Now, I feel like this is the end of my world, the world I have made. Where I feel he loved me too.

"I'm happy for you, for you. You lost this game, but I feel like I lost." In the game I entered, I had to prepare myself. I prepared myself to be hurt.

I just wanted to feel love, but why is that? It was just hinted at the short-term. He was here in front of me then to make me happy, but now he seems to be facing me because it's all over with us.

"I'll be fine," I lied again.

For the last time, I smiled at him, a smile I knew in myself was fake. I turned my back on him, I also didn't expect him to chase me.

I hurriedly left that place, I didn’t know where I was going, but I cried, even more, when I realized where I had run. The place where it all started. I still remember how we were toyed with by destiny a few times, like only yesterday.

I was on a swing, as usual, then I relived the memories that made me happy even for a moment.

"Could you love me?"

I still remember the word he uttered. Word he said to get me into this situation. His voice was still very clear at the times when he said those words that make me feel heavy now.

How is that, I already love you but she is still the one you love? I smiled slightly bitterly at what I said to myself. Why did you make me feel like I was the most important woman in your life, you showed how much fun it was to be with you?

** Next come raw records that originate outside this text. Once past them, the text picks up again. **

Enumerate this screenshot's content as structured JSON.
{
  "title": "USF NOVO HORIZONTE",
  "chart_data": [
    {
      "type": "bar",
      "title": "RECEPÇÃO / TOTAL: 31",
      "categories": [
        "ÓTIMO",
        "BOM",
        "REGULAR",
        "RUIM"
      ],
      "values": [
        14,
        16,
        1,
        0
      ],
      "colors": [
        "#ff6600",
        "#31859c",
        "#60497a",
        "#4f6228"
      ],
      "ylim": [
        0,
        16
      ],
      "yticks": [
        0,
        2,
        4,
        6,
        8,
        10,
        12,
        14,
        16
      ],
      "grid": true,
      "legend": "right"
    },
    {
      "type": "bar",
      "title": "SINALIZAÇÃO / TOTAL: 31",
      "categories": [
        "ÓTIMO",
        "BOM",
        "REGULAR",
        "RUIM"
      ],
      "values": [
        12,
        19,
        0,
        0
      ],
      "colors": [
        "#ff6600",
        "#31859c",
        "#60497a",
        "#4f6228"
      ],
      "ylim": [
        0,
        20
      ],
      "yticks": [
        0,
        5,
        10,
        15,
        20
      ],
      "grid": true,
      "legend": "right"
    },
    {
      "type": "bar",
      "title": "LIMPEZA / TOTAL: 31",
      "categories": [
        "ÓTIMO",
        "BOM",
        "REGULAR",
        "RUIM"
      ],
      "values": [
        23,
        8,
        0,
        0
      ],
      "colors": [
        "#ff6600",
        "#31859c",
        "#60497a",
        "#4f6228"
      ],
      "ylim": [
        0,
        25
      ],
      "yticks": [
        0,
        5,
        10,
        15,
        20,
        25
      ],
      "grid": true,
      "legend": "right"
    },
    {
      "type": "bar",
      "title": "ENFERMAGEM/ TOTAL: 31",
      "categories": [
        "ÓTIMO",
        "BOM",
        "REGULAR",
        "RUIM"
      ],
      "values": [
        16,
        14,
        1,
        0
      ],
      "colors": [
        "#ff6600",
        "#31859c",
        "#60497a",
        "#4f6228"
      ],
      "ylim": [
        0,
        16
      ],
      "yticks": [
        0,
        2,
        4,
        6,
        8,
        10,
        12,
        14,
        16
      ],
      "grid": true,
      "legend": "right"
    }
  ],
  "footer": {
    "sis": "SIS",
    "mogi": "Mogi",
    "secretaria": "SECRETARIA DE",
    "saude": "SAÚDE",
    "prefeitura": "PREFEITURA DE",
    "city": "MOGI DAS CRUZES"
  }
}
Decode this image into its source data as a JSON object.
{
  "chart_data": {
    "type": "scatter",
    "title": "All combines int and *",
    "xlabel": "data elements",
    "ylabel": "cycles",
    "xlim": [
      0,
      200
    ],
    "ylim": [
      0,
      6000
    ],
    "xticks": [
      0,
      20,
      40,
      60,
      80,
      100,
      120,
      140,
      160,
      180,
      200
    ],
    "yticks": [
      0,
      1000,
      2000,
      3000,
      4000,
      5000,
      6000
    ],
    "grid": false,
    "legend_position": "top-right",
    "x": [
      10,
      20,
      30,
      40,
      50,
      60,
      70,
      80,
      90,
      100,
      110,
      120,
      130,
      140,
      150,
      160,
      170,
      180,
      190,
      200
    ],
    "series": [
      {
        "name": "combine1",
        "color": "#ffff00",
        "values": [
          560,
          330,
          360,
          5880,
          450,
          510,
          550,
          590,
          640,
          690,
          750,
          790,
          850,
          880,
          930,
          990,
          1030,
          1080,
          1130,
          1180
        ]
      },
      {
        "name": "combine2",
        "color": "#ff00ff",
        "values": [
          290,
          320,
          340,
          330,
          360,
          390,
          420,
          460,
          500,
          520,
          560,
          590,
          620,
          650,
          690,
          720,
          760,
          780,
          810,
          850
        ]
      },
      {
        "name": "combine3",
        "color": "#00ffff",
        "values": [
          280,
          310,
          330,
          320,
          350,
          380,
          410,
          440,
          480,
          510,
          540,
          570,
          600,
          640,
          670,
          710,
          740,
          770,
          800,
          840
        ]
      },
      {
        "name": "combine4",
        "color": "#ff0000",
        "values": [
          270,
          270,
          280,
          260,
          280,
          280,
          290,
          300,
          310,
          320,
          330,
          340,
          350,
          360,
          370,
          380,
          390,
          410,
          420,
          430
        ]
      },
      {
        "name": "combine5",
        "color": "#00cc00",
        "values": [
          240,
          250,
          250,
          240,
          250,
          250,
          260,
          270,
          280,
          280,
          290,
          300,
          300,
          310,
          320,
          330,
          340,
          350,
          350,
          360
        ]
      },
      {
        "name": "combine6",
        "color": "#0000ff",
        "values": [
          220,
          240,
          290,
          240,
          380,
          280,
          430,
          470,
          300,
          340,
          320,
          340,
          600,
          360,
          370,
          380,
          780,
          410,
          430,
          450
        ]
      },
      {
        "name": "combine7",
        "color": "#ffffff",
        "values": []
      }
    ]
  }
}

I thought there were enough times we were together to turn the love I was hoping for but, I was wrong. It seems like I just loved and made myself happy.

I tried to stand up even though I was so weak, I want to run away from that place. As I run I think of those days we were together, I barely smiled to myself and peacefully looked at the oncoming vehicle, even though I wanted to dodge and save myself, but I didn’t have the strength to move my legs. I just chose to close my eyes, thinking about the memories I can bury in my destination.

I felt like my body was thrown on a cold road, even though it was bloody, I remained dilated. Even though the tears were flowing and my body could not move, I still observed the beauty of the stars.

During the time I was alone, this was what I always stared at, talked to, and leaned on.

Can I request? I want him to love me, as much as the love I give him. While looking at the stars there I saw the gradual formation of the image of the man who had just been with me, I do not know how I would feel now, even though I knew it was only my imagination.

Will I see him for the last time now? I looked at him as if he was the one I was staring at, "Why can't you love me back?" I asked the stars, even though I knew I would get no answer from it.

At that time I felt, I only sympathized with myself, I felt even more lonely than the shortcomings I had experienced before. If I die today, I wish you happiness and if I am given another chance, I will not hesitate to love you over and over again until you love me back too even if in return it is my misfortune.

After saying that my eyelids thrived heavier, but my spirit remained. The next thing I heard was a series of serenade sounds that echoed around and I was completely drawn into the darkness.